Michel Gondry et les films de super-héros : l’expérience de Green Hornet, ce qu’il pense de Batman…
December 27, 2019 | News | No Comments
A l’occasion de la promotion de Microbe et Gasoil, Michel Gondry s’est prêté à quelques confidences sur l’expérience de Green Hornet, et plus largement sa vision des films de super héros, ou encore sur le statut culte d’Eternal Sunshine…
AlloCiné : Vous avez dit de Microbe et Gasoil qu’il s’agissait d’un croisement entre Mad Max et Les Fous du volant !
Michel Gondry, réalisateur : Oui, c’est une formule ! C’est plutôt la voiture qui est au croisement de Mad Max et des Fous du volant. J’aimais beaucoup Les Fous du volant quand j’étais enfant, avec ses voitures tordues, bricolées… Il y avait une inventivité et une folie qui me plaisait beaucoup. Et Mad Max, c’est une formule : c’est un peu pour contrecarrer et donner une sensation de vitesse, qui en fait n’existe pas.
Ange Dargent, l’un des comédiens de Microbe et Gasoil, nous a dit de vous que vous étiez un “Peter Pan vivant” ! Vous l’a-t-il déjà dit et qu’est ce que cela vous évoque ?
Alors c’est marrant qu’il m’appelle un Peter Pan vivant parce que j’ai un souvenir très précis d’une projection test aux Etats-Unis de Eternal Sunshine. A un moment donné, la salle a commencé à critiquer le film… Quand on fait des projections test, les dix premières minutes sont très enrichissantes. Puis après, quand on donne au spectateur trop le temps de réfléchir, il commence à jouer au critique de cinéma. Finalement, le film se retouve complètement détruit car chacun a une idée négative. Je suis monté sur scène et j’ai commencé à défendre le film. Après, Charlie Kaufman, le scénariste du film, m’a décrit comme étant un croisement entre Peter Pan et Mussolini !

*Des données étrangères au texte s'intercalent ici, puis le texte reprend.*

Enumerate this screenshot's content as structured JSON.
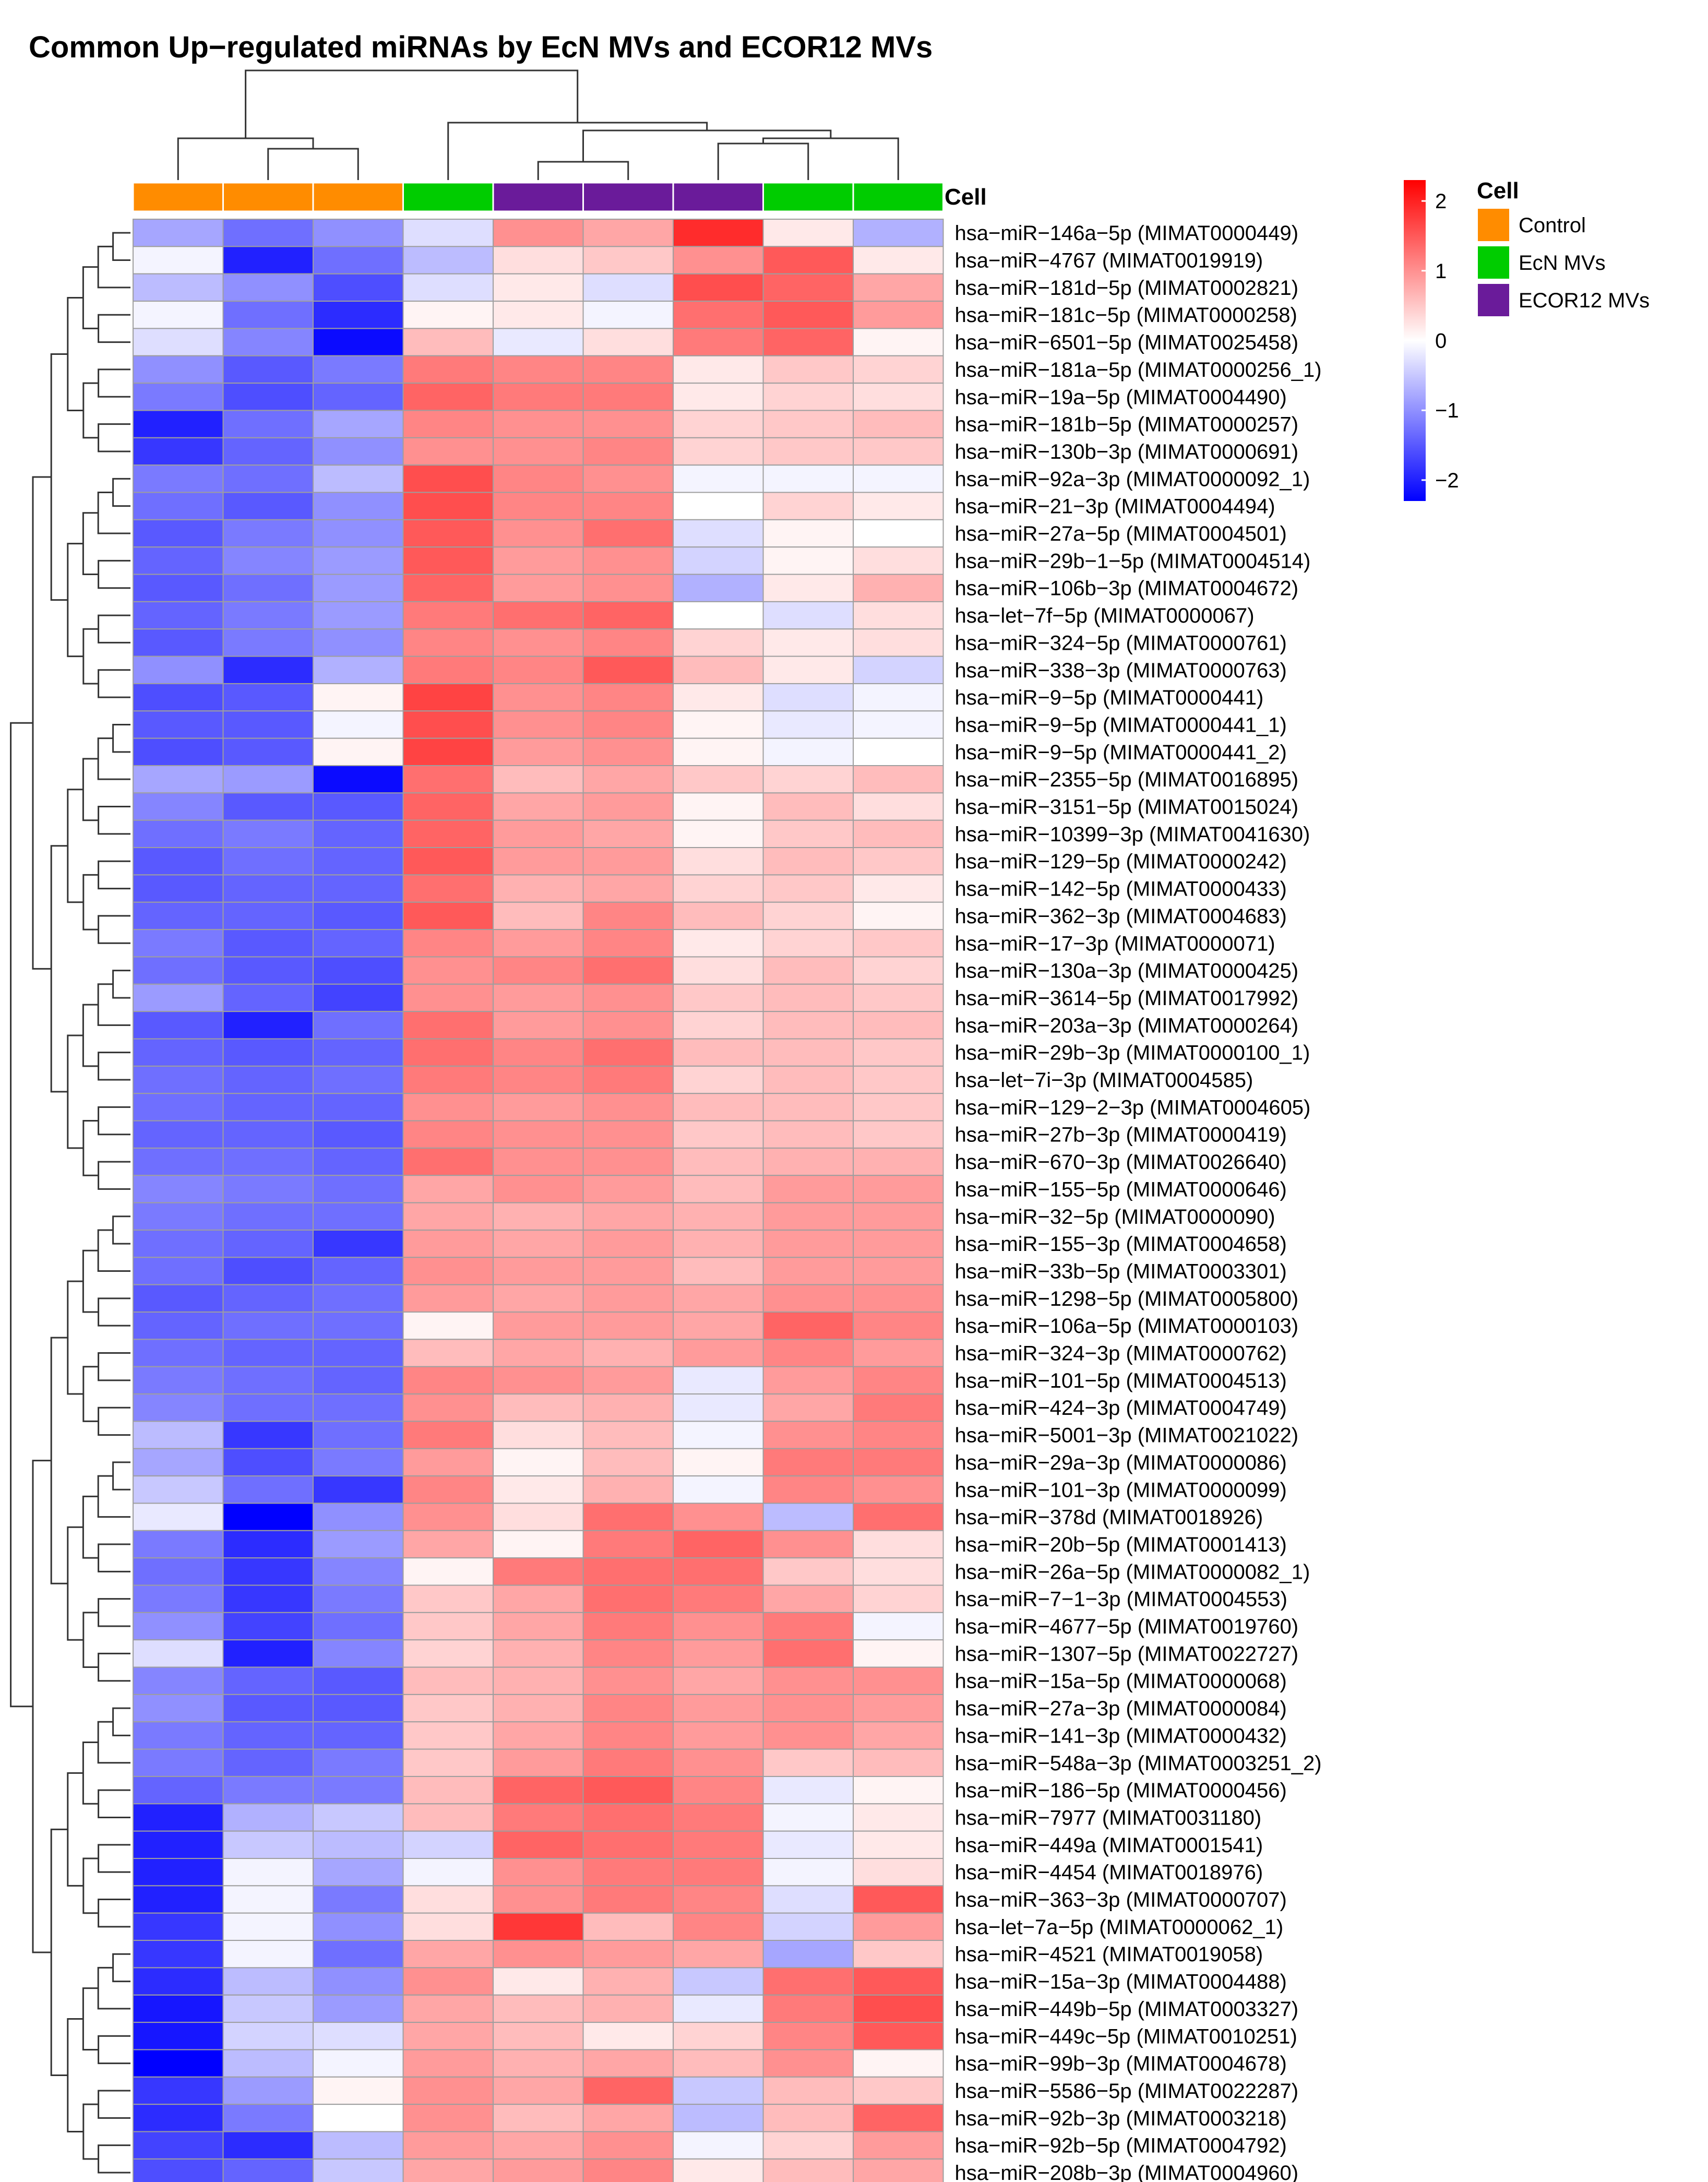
{
  "chart_data": {
    "type": "heatmap",
    "title": "Common Up−regulated miRNAs by EcN MVs and ECOR12 MVs",
    "annotation_label": "Cell",
    "column_groups": [
      "Control",
      "Control",
      "Control",
      "EcN MVs",
      "ECOR12 MVs",
      "ECOR12 MVs",
      "ECOR12 MVs",
      "EcN MVs",
      "EcN MVs"
    ],
    "legend": {
      "title": "Cell",
      "entries": [
        {
          "name": "Control",
          "color": "#ff8c00"
        },
        {
          "name": "EcN MVs",
          "color": "#00cc00"
        },
        {
          "name": "ECOR12 MVs",
          "color": "#6a1b9a"
        }
      ]
    },
    "colorbar": {
      "ticks": [
        "2",
        "1",
        "0",
        "−1",
        "−2"
      ],
      "tick_values": [
        2,
        1,
        0,
        -1,
        -2
      ],
      "range": [
        -2.3,
        2.3
      ],
      "low_color": "#0000ff",
      "mid_color": "#ffffff",
      "high_color": "#ff0000"
    },
    "rows": [
      "hsa−miR−146a−5p (MIMAT0000449)",
      "hsa−miR−4767 (MIMAT0019919)",
      "hsa−miR−181d−5p (MIMAT0002821)",
      "hsa−miR−181c−5p (MIMAT0000258)",
      "hsa−miR−6501−5p (MIMAT0025458)",
      "hsa−miR−181a−5p (MIMAT0000256_1)",
      "hsa−miR−19a−5p (MIMAT0004490)",
      "hsa−miR−181b−5p (MIMAT0000257)",
      "hsa−miR−130b−3p (MIMAT0000691)",
      "hsa−miR−92a−3p (MIMAT0000092_1)",
      "hsa−miR−21−3p (MIMAT0004494)",
      "hsa−miR−27a−5p (MIMAT0004501)",
      "hsa−miR−29b−1−5p (MIMAT0004514)",
      "hsa−miR−106b−3p (MIMAT0004672)",
      "hsa−let−7f−5p (MIMAT0000067)",
      "hsa−miR−324−5p (MIMAT0000761)",
      "hsa−miR−338−3p (MIMAT0000763)",
      "hsa−miR−9−5p (MIMAT0000441)",
      "hsa−miR−9−5p (MIMAT0000441_1)",
      "hsa−miR−9−5p (MIMAT0000441_2)",
      "hsa−miR−2355−5p (MIMAT0016895)",
      "hsa−miR−3151−5p (MIMAT0015024)",
      "hsa−miR−10399−3p (MIMAT0041630)",
      "hsa−miR−129−5p (MIMAT0000242)",
      "hsa−miR−142−5p (MIMAT0000433)",
      "hsa−miR−362−3p (MIMAT0004683)",
      "hsa−miR−17−3p (MIMAT0000071)",
      "hsa−miR−130a−3p (MIMAT0000425)",
      "hsa−miR−3614−5p (MIMAT0017992)",
      "hsa−miR−203a−3p (MIMAT0000264)",
      "hsa−miR−29b−3p (MIMAT0000100_1)",
      "hsa−let−7i−3p (MIMAT0004585)",
      "hsa−miR−129−2−3p (MIMAT0004605)",
      "hsa−miR−27b−3p (MIMAT0000419)",
      "hsa−miR−670−3p (MIMAT0026640)",
      "hsa−miR−155−5p (MIMAT0000646)",
      "hsa−miR−32−5p (MIMAT0000090)",
      "hsa−miR−155−3p (MIMAT0004658)",
      "hsa−miR−33b−5p (MIMAT0003301)",
      "hsa−miR−1298−5p (MIMAT0005800)",
      "hsa−miR−106a−5p (MIMAT0000103)",
      "hsa−miR−324−3p (MIMAT0000762)",
      "hsa−miR−101−5p (MIMAT0004513)",
      "hsa−miR−424−3p (MIMAT0004749)",
      "hsa−miR−5001−3p (MIMAT0021022)",
      "hsa−miR−29a−3p (MIMAT0000086)",
      "hsa−miR−101−3p (MIMAT0000099)",
      "hsa−miR−378d (MIMAT0018926)",
      "hsa−miR−20b−5p (MIMAT0001413)",
      "hsa−miR−26a−5p (MIMAT0000082_1)",
      "hsa−miR−7−1−3p (MIMAT0004553)",
      "hsa−miR−4677−5p (MIMAT0019760)",
      "hsa−miR−1307−5p (MIMAT0022727)",
      "hsa−miR−15a−5p (MIMAT0000068)",
      "hsa−miR−27a−3p (MIMAT0000084)",
      "hsa−miR−141−3p (MIMAT0000432)",
      "hsa−miR−548a−3p (MIMAT0003251_2)",
      "hsa−miR−186−5p (MIMAT0000456)",
      "hsa−miR−7977 (MIMAT0031180)",
      "hsa−miR−449a (MIMAT0001541)",
      "hsa−miR−4454 (MIMAT0018976)",
      "hsa−miR−363−3p (MIMAT0000707)",
      "hsa−let−7a−5p (MIMAT0000062_1)",
      "hsa−miR−4521 (MIMAT0019058)",
      "hsa−miR−15a−3p (MIMAT0004488)",
      "hsa−miR−449b−5p (MIMAT0003327)",
      "hsa−miR−449c−5p (MIMAT0010251)",
      "hsa−miR−99b−3p (MIMAT0004678)",
      "hsa−miR−5586−5p (MIMAT0022287)",
      "hsa−miR−92b−3p (MIMAT0003218)",
      "hsa−miR−92b−5p (MIMAT0004792)",
      "hsa−miR−208b−3p (MIMAT0004960)"
    ],
    "values": [
      [
        -0.8,
        -1.3,
        -1.0,
        -0.3,
        1.0,
        0.8,
        1.9,
        0.2,
        -0.7
      ],
      [
        -0.1,
        -2.0,
        -1.3,
        -0.6,
        0.3,
        0.5,
        1.0,
        1.5,
        0.2
      ],
      [
        -0.6,
        -1.0,
        -1.6,
        -0.3,
        0.2,
        -0.3,
        1.6,
        1.4,
        0.8
      ],
      [
        -0.1,
        -1.3,
        -1.9,
        0.1,
        0.2,
        -0.1,
        1.3,
        1.5,
        0.9
      ],
      [
        -0.3,
        -1.1,
        -2.2,
        0.6,
        -0.2,
        0.3,
        1.2,
        1.4,
        0.1
      ],
      [
        -1.0,
        -1.5,
        -1.2,
        1.2,
        1.1,
        1.1,
        0.2,
        0.5,
        0.4
      ],
      [
        -1.2,
        -1.6,
        -1.4,
        1.4,
        1.2,
        1.2,
        0.2,
        0.4,
        0.3
      ],
      [
        -2.0,
        -1.3,
        -0.8,
        1.1,
        1.0,
        1.0,
        0.4,
        0.5,
        0.6
      ],
      [
        -1.8,
        -1.4,
        -1.0,
        1.0,
        1.0,
        1.1,
        0.4,
        0.5,
        0.5
      ],
      [
        -1.2,
        -1.3,
        -0.6,
        1.6,
        1.1,
        1.0,
        -0.1,
        -0.1,
        -0.1
      ],
      [
        -1.3,
        -1.5,
        -1.0,
        1.6,
        1.1,
        1.1,
        0.0,
        0.4,
        0.2
      ],
      [
        -1.5,
        -1.2,
        -1.0,
        1.5,
        1.0,
        1.3,
        -0.3,
        0.1,
        0.0
      ],
      [
        -1.4,
        -1.1,
        -0.9,
        1.5,
        0.9,
        1.0,
        -0.4,
        0.1,
        0.3
      ],
      [
        -1.5,
        -1.3,
        -0.9,
        1.4,
        0.9,
        1.0,
        -0.7,
        0.2,
        0.7
      ],
      [
        -1.4,
        -1.2,
        -0.9,
        1.2,
        1.3,
        1.4,
        0.0,
        -0.3,
        0.3
      ],
      [
        -1.5,
        -1.2,
        -1.0,
        1.1,
        1.0,
        1.1,
        0.4,
        0.2,
        0.3
      ],
      [
        -1.0,
        -1.9,
        -0.7,
        1.2,
        1.1,
        1.5,
        0.6,
        0.2,
        -0.4
      ],
      [
        -1.6,
        -1.5,
        0.1,
        1.7,
        1.0,
        1.1,
        0.2,
        -0.3,
        -0.1
      ],
      [
        -1.5,
        -1.5,
        -0.1,
        1.6,
        1.0,
        1.1,
        0.1,
        -0.2,
        -0.1
      ],
      [
        -1.6,
        -1.5,
        0.1,
        1.7,
        0.9,
        1.0,
        0.1,
        -0.1,
        0.0
      ],
      [
        -0.8,
        -0.9,
        -2.2,
        1.3,
        0.6,
        0.8,
        0.5,
        0.4,
        0.6
      ],
      [
        -1.1,
        -1.5,
        -1.5,
        1.4,
        0.8,
        0.9,
        0.1,
        0.6,
        0.3
      ],
      [
        -1.3,
        -1.2,
        -1.4,
        1.4,
        0.9,
        0.8,
        0.1,
        0.5,
        0.6
      ],
      [
        -1.5,
        -1.3,
        -1.4,
        1.5,
        0.9,
        0.9,
        0.3,
        0.6,
        0.5
      ],
      [
        -1.5,
        -1.4,
        -1.4,
        1.3,
        0.7,
        0.8,
        0.4,
        0.5,
        0.2
      ],
      [
        -1.4,
        -1.4,
        -1.5,
        1.5,
        0.6,
        1.1,
        0.6,
        0.4,
        0.1
      ],
      [
        -1.2,
        -1.5,
        -1.4,
        1.1,
        0.9,
        1.1,
        0.2,
        0.4,
        0.5
      ],
      [
        -1.3,
        -1.5,
        -1.6,
        1.0,
        1.1,
        1.3,
        0.3,
        0.6,
        0.4
      ],
      [
        -0.9,
        -1.4,
        -1.7,
        1.0,
        0.9,
        1.0,
        0.5,
        0.6,
        0.5
      ],
      [
        -1.5,
        -2.0,
        -1.3,
        1.3,
        0.9,
        1.0,
        0.4,
        0.6,
        0.6
      ],
      [
        -1.4,
        -1.5,
        -1.4,
        1.3,
        1.1,
        1.3,
        0.6,
        0.6,
        0.5
      ],
      [
        -1.3,
        -1.4,
        -1.3,
        1.2,
        1.1,
        1.2,
        0.4,
        0.6,
        0.5
      ],
      [
        -1.3,
        -1.4,
        -1.4,
        1.0,
        0.9,
        1.0,
        0.6,
        0.6,
        0.5
      ],
      [
        -1.4,
        -1.4,
        -1.5,
        1.1,
        1.0,
        1.0,
        0.5,
        0.6,
        0.5
      ],
      [
        -1.3,
        -1.3,
        -1.4,
        1.3,
        1.0,
        1.0,
        0.6,
        0.7,
        0.7
      ],
      [
        -1.1,
        -1.2,
        -1.3,
        0.8,
        1.0,
        0.9,
        0.6,
        0.9,
        0.9
      ],
      [
        -1.2,
        -1.3,
        -1.3,
        0.8,
        0.7,
        0.8,
        0.7,
        0.9,
        0.9
      ],
      [
        -1.3,
        -1.4,
        -1.8,
        0.9,
        0.8,
        0.9,
        0.7,
        0.9,
        0.9
      ],
      [
        -1.3,
        -1.6,
        -1.4,
        1.0,
        0.9,
        0.9,
        0.6,
        0.9,
        0.9
      ],
      [
        -1.5,
        -1.4,
        -1.3,
        0.9,
        0.8,
        0.9,
        0.8,
        1.0,
        1.0
      ],
      [
        -1.4,
        -1.3,
        -1.3,
        0.1,
        0.9,
        0.9,
        0.8,
        1.4,
        1.1
      ],
      [
        -1.3,
        -1.4,
        -1.4,
        0.6,
        0.8,
        0.7,
        0.9,
        1.1,
        0.9
      ],
      [
        -1.2,
        -1.3,
        -1.4,
        1.1,
        1.0,
        0.9,
        -0.2,
        0.9,
        1.1
      ],
      [
        -1.1,
        -1.3,
        -1.3,
        1.0,
        0.6,
        0.7,
        -0.2,
        0.8,
        1.2
      ],
      [
        -0.6,
        -1.8,
        -1.3,
        1.2,
        0.3,
        0.6,
        -0.1,
        1.0,
        1.1
      ],
      [
        -0.8,
        -1.6,
        -1.2,
        0.9,
        0.1,
        0.6,
        0.1,
        1.2,
        1.2
      ],
      [
        -0.5,
        -1.3,
        -1.8,
        1.1,
        0.2,
        0.7,
        -0.1,
        1.1,
        1.0
      ],
      [
        -0.2,
        -2.3,
        -1.0,
        1.0,
        0.3,
        1.3,
        1.0,
        -0.6,
        1.3
      ],
      [
        -1.2,
        -1.9,
        -0.9,
        0.8,
        0.1,
        1.2,
        1.4,
        1.0,
        0.3
      ],
      [
        -1.3,
        -1.8,
        -1.1,
        0.1,
        1.2,
        1.3,
        1.3,
        0.5,
        0.3
      ],
      [
        -1.2,
        -1.8,
        -1.2,
        0.5,
        0.8,
        1.3,
        1.2,
        0.8,
        0.4
      ],
      [
        -1.0,
        -1.7,
        -1.3,
        0.5,
        0.8,
        1.2,
        1.0,
        1.2,
        -0.1
      ],
      [
        -0.3,
        -2.0,
        -1.1,
        0.4,
        0.7,
        1.1,
        0.9,
        1.3,
        0.1
      ],
      [
        -1.1,
        -1.4,
        -1.5,
        0.6,
        0.7,
        1.0,
        0.8,
        1.0,
        1.0
      ],
      [
        -1.0,
        -1.5,
        -1.5,
        0.5,
        0.7,
        1.1,
        0.9,
        1.0,
        0.9
      ],
      [
        -1.2,
        -1.4,
        -1.4,
        0.5,
        0.8,
        1.1,
        0.9,
        1.0,
        0.8
      ],
      [
        -1.2,
        -1.4,
        -1.2,
        0.5,
        0.9,
        1.2,
        1.0,
        0.5,
        0.6
      ],
      [
        -1.4,
        -1.2,
        -1.2,
        0.6,
        1.4,
        1.5,
        1.1,
        -0.2,
        0.1
      ],
      [
        -2.0,
        -0.7,
        -0.5,
        0.6,
        1.2,
        1.3,
        1.2,
        -0.1,
        0.2
      ],
      [
        -2.0,
        -0.5,
        -0.6,
        -0.4,
        1.4,
        1.3,
        1.2,
        -0.2,
        0.2
      ],
      [
        -2.0,
        -0.1,
        -0.8,
        -0.1,
        1.0,
        1.2,
        1.2,
        -0.1,
        0.3
      ],
      [
        -2.0,
        -0.1,
        -1.2,
        0.3,
        1.0,
        1.2,
        1.1,
        -0.3,
        1.5
      ],
      [
        -1.8,
        -0.1,
        -1.0,
        0.3,
        1.8,
        0.6,
        1.1,
        -0.4,
        0.9
      ],
      [
        -1.8,
        -0.1,
        -1.3,
        0.8,
        1.0,
        0.9,
        0.8,
        -0.8,
        0.5
      ],
      [
        -1.9,
        -0.6,
        -1.0,
        1.0,
        0.2,
        0.7,
        -0.5,
        1.3,
        1.5
      ],
      [
        -2.1,
        -0.5,
        -0.9,
        0.8,
        0.6,
        0.7,
        -0.2,
        1.2,
        1.6
      ],
      [
        -2.1,
        -0.4,
        -0.3,
        0.8,
        0.6,
        0.2,
        0.4,
        1.1,
        1.5
      ],
      [
        -2.3,
        -0.6,
        -0.1,
        0.9,
        0.7,
        0.8,
        0.6,
        1.0,
        0.1
      ],
      [
        -1.8,
        -0.9,
        0.1,
        1.0,
        0.8,
        1.4,
        -0.5,
        0.6,
        0.5
      ],
      [
        -1.9,
        -1.2,
        0.0,
        1.0,
        0.6,
        0.8,
        -0.6,
        0.6,
        1.4
      ],
      [
        -1.7,
        -1.9,
        -0.6,
        0.9,
        0.8,
        1.0,
        -0.1,
        0.4,
        0.9
      ],
      [
        -1.6,
        -1.4,
        -0.5,
        0.8,
        0.9,
        1.1,
        0.2,
        0.6,
        0.8
      ]
    ]
  }
}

Justement Eternal sunshine of the spotless mind… On a l’impression que c’est vraiment devenu un film culte. Vous en parle-t-on encore beaucoup ?
On m’en parle toujours de ce film… A chaque fois les gens viennent et me disent : j’aime beaucoup votre dernier film, mais quand même, mon préféré est Eternal Sunshine… Donc c’est presque un boulet (sourire).
Avec le temps, j’ai presque l’impression qu’il ne m’appartient plus, de ne pas l’avoir fait. C’est vrai qu’ee 10 ans -ça fait 11 ans qu’il a été tourné-, il a grandi dans l’esprit des gens, D’ailleurs je pense qu’il y a très peu de gens qui l’ont vu en salles. Les 9/10e ont dû le voir en DVD, puis en VOD, mais au niveau sentimental, il a trouvé un écho dans une génération un peu plus jeune que la mienne… Ca fait toujours plaisir.
Les gens se sont retrouvé dans ce film, il y a des couples qui se sont formés ou re-formés en voyant le film. Ma réputation est plutôt liée à Eternal Sunshine, et je survis au niveau financier grâce à Green Hornet. C’est assez paradoxal.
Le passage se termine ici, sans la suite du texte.